White. He should have guessed that if she was that close to the fort, she was heading their way.
White had brought up his job potential at Iniquus. She had vouched for him, and Ty wasn’t convinced that it had given him an advantage.
They knew that Kira was a CIA asset. A means to check in on what was happening with Nadir.
There was an acronym they used in Delta Force and the intelligence world to manipulate people into giving up whatever they needed—a ride, a name, it didn’t really matter. It was simple, and it worked. MICE. White hadn’t needed it to manipulate Kira. Kira was simply friends with White, as Lula LaRoe, and they talked about life. Sometimes, White’s conversations were more pointed than others. Kira knew and didn’t care as long as it helped keep the women of her family safe.
He wasn’t as pure as Kira.
M was for money, that was the easy one. Find someone in debt, someone who was greedy, hungry. The CIA had cabinets full of cash and handed it out like team parents handed out snacks at his childhood games.
I, on the other hand, stood for influence. And influence was hard. You had to know what you were doing with that one. Who did they hate? What did they want to see happen? What did they believe in, and who did they align with? When it came to Ty’s work with area chieftains and warlords, the affiliations were important to know. Who was a momentary money-driven ally, and who might just be playing him because of the almighty “I.”
C was for compromise – or coercion, depending on your personality and that of the person you were working with. This was the world that he was dragged into by White. He wasn’t exactly a honey trap. He wasn’t trying to bed Kira and get a video of it. That would have been a flat no from him. But he did make Kira feel frightened about heading out to her friend London’s place in the wilds of Tanzania, and then he dangled the prospect of protection. It was a conflict that wrestled in his psyche until today. For all the good that came of it, for all the ways he and his military K9, Rory, were able to protect Kira, he was profoundly grateful. But every tightly scripted manipulation he performed lived in his gut.
E in “MICE” was ego. And as polite as Dr. Banyon had been with him, Ty knew that White had used the big E on him. It wasn’t the standard desire for recognition or a sense of self-importance that drove Ty. It was his ego that said he could successfully handle the mission and make the stranger love him. He had no doubt in his head—ego. And it was the other component of ego, a damaged ego that wanted the opportunity for revenge.
Banyon had called it.
Revenge for Ty might not be the right word, but it was close. Their target, Omar Imadi, might be cleaned up. He’d obviously made new and important friends. But he was still the man who had ordered the capture of Storm Meyers. He’d ordered her to read a sign and ordered her to be beheaded in asnuff film. It was a miracle that he pushed through the tent as the tango positioned his knife in front of Storm’s neck.
His body did what it was trained to do—triple tap.
Too late.
The razor-sharp blade slid through Storm’s neck.
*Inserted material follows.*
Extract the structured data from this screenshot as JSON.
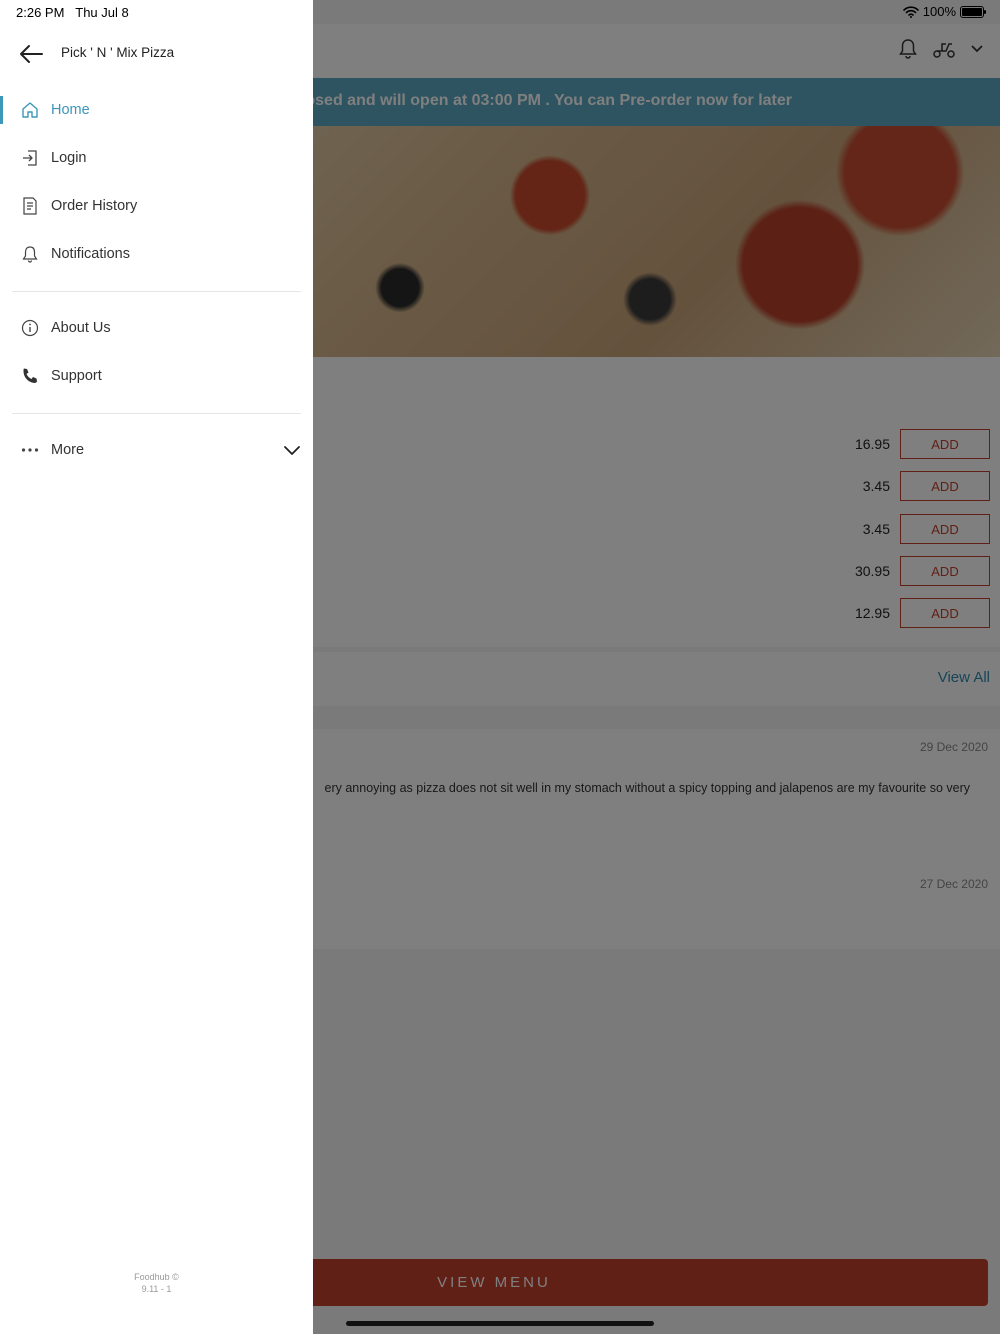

Ty didn’t even remember doing it. Trained to perform an emergency trac, he did what he had to do, cutting into Storm’s neck below the sword slice. He’d dragged his pack from his back, cutting off a section of tubing from his water bladder and forcing it into the hole of his make-do tracheotomy.
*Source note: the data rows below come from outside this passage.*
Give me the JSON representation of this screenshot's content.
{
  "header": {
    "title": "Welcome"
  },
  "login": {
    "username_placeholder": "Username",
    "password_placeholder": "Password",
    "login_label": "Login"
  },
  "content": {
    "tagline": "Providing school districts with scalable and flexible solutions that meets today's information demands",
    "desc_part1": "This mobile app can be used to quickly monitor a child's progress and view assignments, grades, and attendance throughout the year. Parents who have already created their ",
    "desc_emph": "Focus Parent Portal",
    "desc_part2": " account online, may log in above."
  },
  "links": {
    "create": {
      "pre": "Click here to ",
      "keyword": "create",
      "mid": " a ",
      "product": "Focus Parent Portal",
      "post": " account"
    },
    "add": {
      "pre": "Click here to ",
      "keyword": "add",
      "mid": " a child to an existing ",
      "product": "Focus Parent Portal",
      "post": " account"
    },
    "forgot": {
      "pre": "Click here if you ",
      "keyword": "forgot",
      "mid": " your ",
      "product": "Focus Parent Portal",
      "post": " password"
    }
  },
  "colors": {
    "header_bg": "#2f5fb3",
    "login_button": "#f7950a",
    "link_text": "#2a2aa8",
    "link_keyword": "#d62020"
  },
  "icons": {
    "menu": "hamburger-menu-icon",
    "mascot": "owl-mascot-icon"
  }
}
Those circumstances were dire.
Storm had been awake and aware the entire time. The sound of her gurgling blood was just one of the fucking nightmares that woke him with regularity.
Storm survived.
What he didn’t tell Dr. Banyon, because it was none of her goddammed business, was that when White showed him the picture of Kira way back before he’d met her in person, and Ty knew that she would be near Omar, the picture of Storm on her knees, her hair knotted into the tango’s fist with his sword glinting under the camera lights, roared into Ty’s consciousness.
Kira was innocent. And he would protect her because his ego said he could, and his anger said he would.
Something was wrong, and Kira wasn’t confiding in him.
There was danger near her, he knew it in his gut.
All he wanted was to do the required training and get back to her side. Roll up like a beast with gnashing teeth to protect her, fierce and efficient, like Rory had been at the robbery.
But here was White.
And now, Ty had a mission to complete.
Chapter Thirteen
Ty
The plates were stacked on the table. The men sat with mugs of hot cider between their booted feet. White cleared her throat, and the team fell silent.
“Sometimes it’s the best choice to bring in the people who have a stake in the game. Sometimes, that makes people so driven by their emotions that it becomes an impediment. I tend to believe that Echo has their shit together enough that they can maintain their sangfroid.”
“Sang what now? What do you want us to sing about?” Jeopardy asked.